Planted in the spring and tended to all summer, squash provide nutritious benefits to those who wait patiently for their harvest. Acorn, butternut, buttercup, and cushaw varieties can be found at both the grocery store and local farmer’s market. The antioxidants, vitamins, and minerals in fresh fruit and vegetables found throughout Spring and Summer may seem hard to find after cold weather arrives. Surprisingly, winter squash serve as a perfect replacement for those sought after nutrients. Carotenoid antioxidants such as alpha-carotene, beta-carotene, lutein, and zeaxanthin are abundant in the various squash varieties. In addition to providing vitamin A, B6, C, & K, potassium, folate, tryptophan, copper, and magnesium, winter squash is also established as a great source of omega-3 fatty acids. A one cup serving provides 340 milligrams of inflammation fighting omega-3’s.

Carrots

Whether eaten raw, roasted, boiled, or steamed it is hard to go wrong when carrots are added to any meal. No, I am not referring to the “baby” carrots whom are uniformly cut, cleaned, prepackaged, and available at the grocery store year-round. The best carrots, in both nutrition and taste, are those grown locally and freshest during the fall and winter months.

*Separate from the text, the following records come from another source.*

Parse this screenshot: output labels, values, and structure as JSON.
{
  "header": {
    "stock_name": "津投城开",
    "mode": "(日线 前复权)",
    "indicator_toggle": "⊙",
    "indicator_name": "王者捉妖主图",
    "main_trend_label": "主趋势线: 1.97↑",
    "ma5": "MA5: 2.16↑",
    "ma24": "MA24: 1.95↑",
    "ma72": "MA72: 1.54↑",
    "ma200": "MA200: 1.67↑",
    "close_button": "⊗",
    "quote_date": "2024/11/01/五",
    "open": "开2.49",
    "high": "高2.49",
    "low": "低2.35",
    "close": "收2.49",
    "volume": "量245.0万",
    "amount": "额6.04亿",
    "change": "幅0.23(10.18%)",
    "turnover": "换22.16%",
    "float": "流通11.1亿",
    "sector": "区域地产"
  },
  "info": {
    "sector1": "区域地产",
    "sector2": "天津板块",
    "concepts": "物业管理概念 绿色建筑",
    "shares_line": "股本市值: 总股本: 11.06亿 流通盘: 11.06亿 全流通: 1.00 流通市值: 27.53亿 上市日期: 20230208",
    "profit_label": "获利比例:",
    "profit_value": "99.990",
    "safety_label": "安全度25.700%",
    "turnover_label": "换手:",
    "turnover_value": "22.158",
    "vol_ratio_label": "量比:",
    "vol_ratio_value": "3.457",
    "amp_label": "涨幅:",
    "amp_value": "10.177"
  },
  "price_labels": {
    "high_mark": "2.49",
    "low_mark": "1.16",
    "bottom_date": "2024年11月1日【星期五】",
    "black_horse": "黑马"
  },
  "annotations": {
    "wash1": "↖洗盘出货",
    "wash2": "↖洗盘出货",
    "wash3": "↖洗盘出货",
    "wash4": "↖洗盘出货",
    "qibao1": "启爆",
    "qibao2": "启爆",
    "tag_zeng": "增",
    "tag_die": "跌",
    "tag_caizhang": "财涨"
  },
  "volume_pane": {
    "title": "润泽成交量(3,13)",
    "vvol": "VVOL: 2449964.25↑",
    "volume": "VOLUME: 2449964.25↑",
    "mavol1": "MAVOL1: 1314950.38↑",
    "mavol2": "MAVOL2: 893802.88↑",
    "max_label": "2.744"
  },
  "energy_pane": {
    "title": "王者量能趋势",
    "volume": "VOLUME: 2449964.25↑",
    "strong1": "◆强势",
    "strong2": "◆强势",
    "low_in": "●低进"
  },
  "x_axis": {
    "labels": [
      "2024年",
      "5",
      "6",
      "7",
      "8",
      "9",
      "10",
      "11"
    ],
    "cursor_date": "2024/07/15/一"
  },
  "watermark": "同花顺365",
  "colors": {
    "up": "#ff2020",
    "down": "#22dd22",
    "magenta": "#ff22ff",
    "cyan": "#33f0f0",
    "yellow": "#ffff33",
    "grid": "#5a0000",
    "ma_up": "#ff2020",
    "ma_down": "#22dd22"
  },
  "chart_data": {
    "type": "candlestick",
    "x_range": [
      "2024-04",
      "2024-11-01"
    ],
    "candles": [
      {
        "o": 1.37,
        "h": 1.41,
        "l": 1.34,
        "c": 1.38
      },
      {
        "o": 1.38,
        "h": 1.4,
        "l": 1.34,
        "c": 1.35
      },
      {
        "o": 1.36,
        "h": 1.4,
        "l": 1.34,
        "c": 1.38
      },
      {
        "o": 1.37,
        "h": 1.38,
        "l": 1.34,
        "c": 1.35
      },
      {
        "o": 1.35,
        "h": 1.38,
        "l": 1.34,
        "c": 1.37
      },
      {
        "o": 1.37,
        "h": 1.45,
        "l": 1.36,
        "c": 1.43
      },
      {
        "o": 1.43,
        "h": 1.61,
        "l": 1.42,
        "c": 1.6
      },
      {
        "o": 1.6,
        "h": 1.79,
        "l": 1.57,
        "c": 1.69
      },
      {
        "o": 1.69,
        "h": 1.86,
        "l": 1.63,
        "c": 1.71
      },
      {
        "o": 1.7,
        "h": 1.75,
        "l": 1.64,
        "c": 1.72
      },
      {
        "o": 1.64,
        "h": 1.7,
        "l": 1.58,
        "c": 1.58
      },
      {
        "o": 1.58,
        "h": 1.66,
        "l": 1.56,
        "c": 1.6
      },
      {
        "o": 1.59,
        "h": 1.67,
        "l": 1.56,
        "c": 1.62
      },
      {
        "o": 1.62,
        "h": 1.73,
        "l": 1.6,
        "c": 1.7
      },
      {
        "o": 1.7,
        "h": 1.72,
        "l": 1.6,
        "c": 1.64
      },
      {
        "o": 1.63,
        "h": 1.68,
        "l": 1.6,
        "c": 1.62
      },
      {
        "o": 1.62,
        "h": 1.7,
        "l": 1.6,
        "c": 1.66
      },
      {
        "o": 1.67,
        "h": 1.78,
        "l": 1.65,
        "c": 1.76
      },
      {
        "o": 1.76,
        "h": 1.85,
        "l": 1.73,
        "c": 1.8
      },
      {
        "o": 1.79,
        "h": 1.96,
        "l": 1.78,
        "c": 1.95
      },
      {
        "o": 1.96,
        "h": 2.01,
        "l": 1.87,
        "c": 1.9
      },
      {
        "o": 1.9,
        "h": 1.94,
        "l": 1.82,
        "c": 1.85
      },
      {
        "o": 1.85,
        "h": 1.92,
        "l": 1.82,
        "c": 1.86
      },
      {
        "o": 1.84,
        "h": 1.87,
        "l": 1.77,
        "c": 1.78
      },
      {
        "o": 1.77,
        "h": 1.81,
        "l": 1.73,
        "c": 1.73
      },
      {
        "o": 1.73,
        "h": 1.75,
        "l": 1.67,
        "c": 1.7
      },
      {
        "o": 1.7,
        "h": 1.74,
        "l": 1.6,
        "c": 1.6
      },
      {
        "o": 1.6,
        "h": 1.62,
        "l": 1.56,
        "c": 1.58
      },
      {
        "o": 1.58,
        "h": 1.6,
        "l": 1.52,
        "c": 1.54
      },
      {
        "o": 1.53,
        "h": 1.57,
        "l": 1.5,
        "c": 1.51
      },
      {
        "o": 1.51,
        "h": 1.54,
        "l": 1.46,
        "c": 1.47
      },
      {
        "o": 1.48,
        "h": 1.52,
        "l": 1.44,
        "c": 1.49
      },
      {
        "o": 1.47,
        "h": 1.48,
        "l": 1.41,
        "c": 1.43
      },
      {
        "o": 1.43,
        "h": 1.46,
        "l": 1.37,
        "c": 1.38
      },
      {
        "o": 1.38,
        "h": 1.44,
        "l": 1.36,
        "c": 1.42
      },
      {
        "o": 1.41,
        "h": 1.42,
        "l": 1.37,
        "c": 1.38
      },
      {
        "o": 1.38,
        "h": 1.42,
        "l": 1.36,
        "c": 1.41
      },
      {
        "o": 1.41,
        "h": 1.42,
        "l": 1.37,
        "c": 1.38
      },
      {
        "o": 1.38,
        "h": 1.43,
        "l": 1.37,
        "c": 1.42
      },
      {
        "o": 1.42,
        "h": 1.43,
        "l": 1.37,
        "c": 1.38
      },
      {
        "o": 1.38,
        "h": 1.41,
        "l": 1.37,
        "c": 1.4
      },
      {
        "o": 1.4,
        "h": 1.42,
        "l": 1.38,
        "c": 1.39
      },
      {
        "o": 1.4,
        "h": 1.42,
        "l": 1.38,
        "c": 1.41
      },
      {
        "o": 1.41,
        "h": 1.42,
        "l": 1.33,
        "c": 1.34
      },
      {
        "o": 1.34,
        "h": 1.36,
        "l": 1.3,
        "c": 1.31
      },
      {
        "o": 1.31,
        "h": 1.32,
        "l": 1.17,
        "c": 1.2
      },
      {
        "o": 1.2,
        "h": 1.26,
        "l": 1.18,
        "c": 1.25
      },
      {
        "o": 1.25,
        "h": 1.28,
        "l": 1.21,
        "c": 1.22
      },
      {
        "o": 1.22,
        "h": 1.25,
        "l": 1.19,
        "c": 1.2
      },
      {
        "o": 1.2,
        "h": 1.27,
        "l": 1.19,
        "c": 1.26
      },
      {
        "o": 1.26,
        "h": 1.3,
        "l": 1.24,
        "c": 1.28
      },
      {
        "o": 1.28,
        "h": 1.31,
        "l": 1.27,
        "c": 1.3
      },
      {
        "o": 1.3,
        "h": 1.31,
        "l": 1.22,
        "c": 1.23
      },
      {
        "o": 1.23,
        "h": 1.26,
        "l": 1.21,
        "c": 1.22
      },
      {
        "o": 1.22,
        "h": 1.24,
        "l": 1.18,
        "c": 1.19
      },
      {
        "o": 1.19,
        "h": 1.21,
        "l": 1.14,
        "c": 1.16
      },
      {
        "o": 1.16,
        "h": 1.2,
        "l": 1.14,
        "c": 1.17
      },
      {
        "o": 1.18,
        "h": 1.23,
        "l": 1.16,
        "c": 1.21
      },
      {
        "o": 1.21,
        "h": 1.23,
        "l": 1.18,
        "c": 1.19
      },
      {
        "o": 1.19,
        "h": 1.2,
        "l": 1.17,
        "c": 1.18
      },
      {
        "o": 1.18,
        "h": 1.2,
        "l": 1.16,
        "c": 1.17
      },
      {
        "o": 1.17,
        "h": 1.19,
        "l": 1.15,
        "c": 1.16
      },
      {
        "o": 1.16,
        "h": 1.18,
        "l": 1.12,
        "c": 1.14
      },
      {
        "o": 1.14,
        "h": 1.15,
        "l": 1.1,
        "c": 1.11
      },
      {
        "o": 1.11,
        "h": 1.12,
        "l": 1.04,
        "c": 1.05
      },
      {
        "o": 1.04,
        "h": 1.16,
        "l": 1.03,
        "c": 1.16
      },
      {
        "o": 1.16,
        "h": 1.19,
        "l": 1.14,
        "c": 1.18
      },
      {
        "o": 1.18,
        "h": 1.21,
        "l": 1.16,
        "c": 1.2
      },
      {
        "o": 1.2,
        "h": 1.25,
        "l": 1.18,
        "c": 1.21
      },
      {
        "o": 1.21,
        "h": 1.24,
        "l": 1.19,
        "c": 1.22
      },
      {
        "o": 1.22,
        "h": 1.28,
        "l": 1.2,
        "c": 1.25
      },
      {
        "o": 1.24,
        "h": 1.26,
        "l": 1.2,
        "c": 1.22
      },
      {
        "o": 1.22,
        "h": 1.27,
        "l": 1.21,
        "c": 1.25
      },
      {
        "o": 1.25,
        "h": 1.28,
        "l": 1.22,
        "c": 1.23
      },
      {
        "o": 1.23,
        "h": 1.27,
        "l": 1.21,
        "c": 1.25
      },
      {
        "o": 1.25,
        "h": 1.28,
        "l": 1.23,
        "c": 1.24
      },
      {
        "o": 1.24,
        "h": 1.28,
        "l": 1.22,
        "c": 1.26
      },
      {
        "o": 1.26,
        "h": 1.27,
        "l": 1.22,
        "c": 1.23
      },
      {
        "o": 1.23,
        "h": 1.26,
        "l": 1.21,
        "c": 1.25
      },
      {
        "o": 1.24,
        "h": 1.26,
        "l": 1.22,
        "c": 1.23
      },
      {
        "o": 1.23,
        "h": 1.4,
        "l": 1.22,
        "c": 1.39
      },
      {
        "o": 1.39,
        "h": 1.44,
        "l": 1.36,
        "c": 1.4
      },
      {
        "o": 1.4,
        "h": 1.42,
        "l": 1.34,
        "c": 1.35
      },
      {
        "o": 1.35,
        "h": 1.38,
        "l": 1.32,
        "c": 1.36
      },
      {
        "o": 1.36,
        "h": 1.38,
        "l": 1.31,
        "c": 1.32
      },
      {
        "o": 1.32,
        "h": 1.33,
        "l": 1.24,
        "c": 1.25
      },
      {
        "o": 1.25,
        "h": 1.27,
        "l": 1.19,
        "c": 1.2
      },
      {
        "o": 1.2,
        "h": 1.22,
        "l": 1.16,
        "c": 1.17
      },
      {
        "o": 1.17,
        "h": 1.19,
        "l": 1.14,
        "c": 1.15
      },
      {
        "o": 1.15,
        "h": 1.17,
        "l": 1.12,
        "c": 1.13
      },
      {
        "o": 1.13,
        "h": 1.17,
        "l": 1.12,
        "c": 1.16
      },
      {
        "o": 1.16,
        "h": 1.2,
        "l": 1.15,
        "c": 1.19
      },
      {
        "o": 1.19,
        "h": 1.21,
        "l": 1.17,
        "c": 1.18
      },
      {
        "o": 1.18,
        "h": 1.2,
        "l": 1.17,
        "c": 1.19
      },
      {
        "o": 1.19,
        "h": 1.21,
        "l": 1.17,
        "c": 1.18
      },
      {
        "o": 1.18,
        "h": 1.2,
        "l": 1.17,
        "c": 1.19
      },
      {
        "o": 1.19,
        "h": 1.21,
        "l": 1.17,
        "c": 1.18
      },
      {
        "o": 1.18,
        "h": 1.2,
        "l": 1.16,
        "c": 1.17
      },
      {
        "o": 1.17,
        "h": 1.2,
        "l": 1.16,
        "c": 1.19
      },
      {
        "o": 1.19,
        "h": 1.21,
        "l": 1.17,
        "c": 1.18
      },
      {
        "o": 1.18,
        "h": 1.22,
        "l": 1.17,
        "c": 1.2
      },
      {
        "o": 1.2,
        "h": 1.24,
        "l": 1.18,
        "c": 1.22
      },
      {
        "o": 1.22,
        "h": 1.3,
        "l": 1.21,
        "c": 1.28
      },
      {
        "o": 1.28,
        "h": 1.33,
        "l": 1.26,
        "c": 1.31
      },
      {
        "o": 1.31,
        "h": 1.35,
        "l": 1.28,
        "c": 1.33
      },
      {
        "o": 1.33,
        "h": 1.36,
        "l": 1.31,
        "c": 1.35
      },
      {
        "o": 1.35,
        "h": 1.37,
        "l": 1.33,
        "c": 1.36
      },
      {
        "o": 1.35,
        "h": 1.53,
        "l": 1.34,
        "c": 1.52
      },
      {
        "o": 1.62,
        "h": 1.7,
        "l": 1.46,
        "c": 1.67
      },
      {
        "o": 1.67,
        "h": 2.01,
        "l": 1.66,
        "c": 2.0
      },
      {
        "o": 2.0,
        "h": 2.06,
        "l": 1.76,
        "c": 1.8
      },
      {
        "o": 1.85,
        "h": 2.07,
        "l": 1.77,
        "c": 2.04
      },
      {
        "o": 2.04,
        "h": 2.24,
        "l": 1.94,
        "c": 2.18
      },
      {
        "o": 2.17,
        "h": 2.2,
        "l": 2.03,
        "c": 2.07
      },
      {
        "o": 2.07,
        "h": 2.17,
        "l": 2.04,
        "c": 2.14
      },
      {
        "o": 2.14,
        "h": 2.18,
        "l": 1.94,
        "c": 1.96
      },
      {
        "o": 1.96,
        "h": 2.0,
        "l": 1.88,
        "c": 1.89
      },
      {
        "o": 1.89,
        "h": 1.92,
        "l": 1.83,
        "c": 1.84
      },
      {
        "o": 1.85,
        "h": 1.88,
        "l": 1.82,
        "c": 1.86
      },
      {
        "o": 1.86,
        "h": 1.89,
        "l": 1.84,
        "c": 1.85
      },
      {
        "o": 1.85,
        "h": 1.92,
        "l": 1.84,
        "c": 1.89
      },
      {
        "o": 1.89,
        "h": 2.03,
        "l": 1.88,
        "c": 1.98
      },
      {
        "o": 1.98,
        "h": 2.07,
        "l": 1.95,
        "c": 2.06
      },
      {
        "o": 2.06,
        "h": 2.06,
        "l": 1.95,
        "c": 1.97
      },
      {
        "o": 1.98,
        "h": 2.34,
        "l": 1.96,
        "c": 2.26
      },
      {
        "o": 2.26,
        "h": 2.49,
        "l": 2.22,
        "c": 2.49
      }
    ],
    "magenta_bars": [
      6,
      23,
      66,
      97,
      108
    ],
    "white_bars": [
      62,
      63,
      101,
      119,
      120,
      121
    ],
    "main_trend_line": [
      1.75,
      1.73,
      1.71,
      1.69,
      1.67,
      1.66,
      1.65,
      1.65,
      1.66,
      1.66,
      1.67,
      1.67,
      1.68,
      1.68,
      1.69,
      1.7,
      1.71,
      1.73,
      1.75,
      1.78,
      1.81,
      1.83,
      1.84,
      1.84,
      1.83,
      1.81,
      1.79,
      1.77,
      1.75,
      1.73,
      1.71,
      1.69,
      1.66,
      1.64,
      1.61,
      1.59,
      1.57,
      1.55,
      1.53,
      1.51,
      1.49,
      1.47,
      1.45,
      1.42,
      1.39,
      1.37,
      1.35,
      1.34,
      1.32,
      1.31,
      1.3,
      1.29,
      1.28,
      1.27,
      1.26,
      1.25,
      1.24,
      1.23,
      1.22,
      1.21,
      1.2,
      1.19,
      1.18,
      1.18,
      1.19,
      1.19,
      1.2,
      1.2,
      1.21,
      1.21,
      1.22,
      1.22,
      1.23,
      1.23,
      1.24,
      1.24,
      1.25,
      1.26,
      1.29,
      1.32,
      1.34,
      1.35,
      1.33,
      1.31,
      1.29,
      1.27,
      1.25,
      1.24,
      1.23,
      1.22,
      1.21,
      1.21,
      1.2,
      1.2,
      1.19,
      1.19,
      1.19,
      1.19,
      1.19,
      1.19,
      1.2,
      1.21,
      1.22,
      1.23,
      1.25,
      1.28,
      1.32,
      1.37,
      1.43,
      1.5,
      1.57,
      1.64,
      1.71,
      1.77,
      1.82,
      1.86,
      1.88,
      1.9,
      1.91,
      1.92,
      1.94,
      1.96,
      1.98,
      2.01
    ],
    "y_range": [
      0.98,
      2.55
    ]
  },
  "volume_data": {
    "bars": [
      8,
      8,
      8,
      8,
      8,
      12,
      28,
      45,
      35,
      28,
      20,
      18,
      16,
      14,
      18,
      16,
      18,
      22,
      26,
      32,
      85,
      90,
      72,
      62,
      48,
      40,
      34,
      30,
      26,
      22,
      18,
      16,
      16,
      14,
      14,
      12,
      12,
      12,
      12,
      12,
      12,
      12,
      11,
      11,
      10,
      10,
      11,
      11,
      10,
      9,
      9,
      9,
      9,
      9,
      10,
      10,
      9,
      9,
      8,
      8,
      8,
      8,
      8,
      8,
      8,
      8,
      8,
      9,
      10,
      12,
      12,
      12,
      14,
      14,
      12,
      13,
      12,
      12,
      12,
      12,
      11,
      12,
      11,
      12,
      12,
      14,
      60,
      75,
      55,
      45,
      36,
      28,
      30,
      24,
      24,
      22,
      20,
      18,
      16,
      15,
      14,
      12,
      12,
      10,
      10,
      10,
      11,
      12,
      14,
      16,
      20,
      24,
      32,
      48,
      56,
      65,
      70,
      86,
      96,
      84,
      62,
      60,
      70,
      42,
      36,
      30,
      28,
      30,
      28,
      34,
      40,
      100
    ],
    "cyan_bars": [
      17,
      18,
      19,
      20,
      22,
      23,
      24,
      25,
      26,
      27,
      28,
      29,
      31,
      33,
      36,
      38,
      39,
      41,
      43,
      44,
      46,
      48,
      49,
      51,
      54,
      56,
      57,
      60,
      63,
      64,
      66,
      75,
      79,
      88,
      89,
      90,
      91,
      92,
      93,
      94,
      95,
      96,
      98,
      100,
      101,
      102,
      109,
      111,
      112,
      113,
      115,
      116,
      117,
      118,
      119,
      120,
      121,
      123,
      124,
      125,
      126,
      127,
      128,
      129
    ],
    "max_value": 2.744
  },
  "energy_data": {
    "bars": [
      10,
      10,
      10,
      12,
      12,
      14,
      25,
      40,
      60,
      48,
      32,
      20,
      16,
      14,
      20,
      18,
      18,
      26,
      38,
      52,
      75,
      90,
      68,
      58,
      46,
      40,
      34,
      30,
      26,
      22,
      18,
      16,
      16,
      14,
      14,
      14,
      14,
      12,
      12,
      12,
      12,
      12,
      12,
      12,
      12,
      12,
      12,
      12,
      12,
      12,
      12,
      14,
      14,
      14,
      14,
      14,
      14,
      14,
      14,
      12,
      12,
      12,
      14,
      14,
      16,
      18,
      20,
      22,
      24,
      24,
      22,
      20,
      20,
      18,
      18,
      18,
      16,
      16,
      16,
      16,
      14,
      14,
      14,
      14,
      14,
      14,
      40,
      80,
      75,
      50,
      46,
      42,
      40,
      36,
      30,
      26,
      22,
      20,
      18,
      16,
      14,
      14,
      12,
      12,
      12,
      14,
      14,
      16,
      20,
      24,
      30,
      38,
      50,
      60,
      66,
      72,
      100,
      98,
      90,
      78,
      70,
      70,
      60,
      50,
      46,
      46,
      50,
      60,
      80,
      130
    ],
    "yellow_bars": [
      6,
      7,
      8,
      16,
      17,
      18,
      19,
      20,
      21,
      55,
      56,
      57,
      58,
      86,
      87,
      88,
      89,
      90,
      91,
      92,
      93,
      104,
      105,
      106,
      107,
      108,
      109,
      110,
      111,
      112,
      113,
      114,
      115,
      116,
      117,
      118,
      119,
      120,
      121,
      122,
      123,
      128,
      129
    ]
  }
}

Hidden beneath the soil all summer, carrots simply transform the sun’s energy, along with carbon dioxide and water, into nutrient dense and delicious roots. Typically thought of as orange, carrots are also colored white, yellow, red, and purple and have been cultivated for hundreds of years. In light of the numerous colors, carrots also deliver a host of phytonutrient antioxidants including carotenoids, hydroxycinnamic acids, and anthocyanindins. Although research suggests individual benefits of these phytonutrients, the synergistic effect they have towards cardiovascular and eye health when consumed together provides superb reasoning to practice your inner Bugs Bunny and munch on some crunchy carrots this Fall.

References

Data, S. N. (2013, October 8). Nutrition Facts, Carrots, raw. Retrieved from Self Nutrition Data: http://nutritiondata.self.com/facts/vegetables-and-vegetable-products/2383/2

Foundation, T. G. (2013, October 8). Apples. Retrieved from The World’s Healthiest Foods: http://www.whfoods.com/genpage.php?tname=foodspice&dbid=15

Foundation, T. G. (2013, October 8). Carrots. Retrieved from The World’s Healthiest Foods: http://www.whfoods.com/genpage.php?tname=foodspice&dbid=21

Foundation, T. G. (2013, October 8). Sqaush, Winter. Retrieved from The World’s Healthiest Foods: http://www.whfoods.com/genpage.php?tname=foodspice&dbid=63

Gao, X., Cassidy, A., Schwarzschild, M., Rimm, E., & Ascherio, A. (2012). Habitual intake of dietary flavonoids and risk of Parkinson disease. Neurology, 1138-1145.

Jayaprakasam, B., Seeram, N., & Nair, M. (2003). Anticancer and antiinflammatory activities of cucurbitacins from Cucurbita andreana. Cancer Letters, 11-16.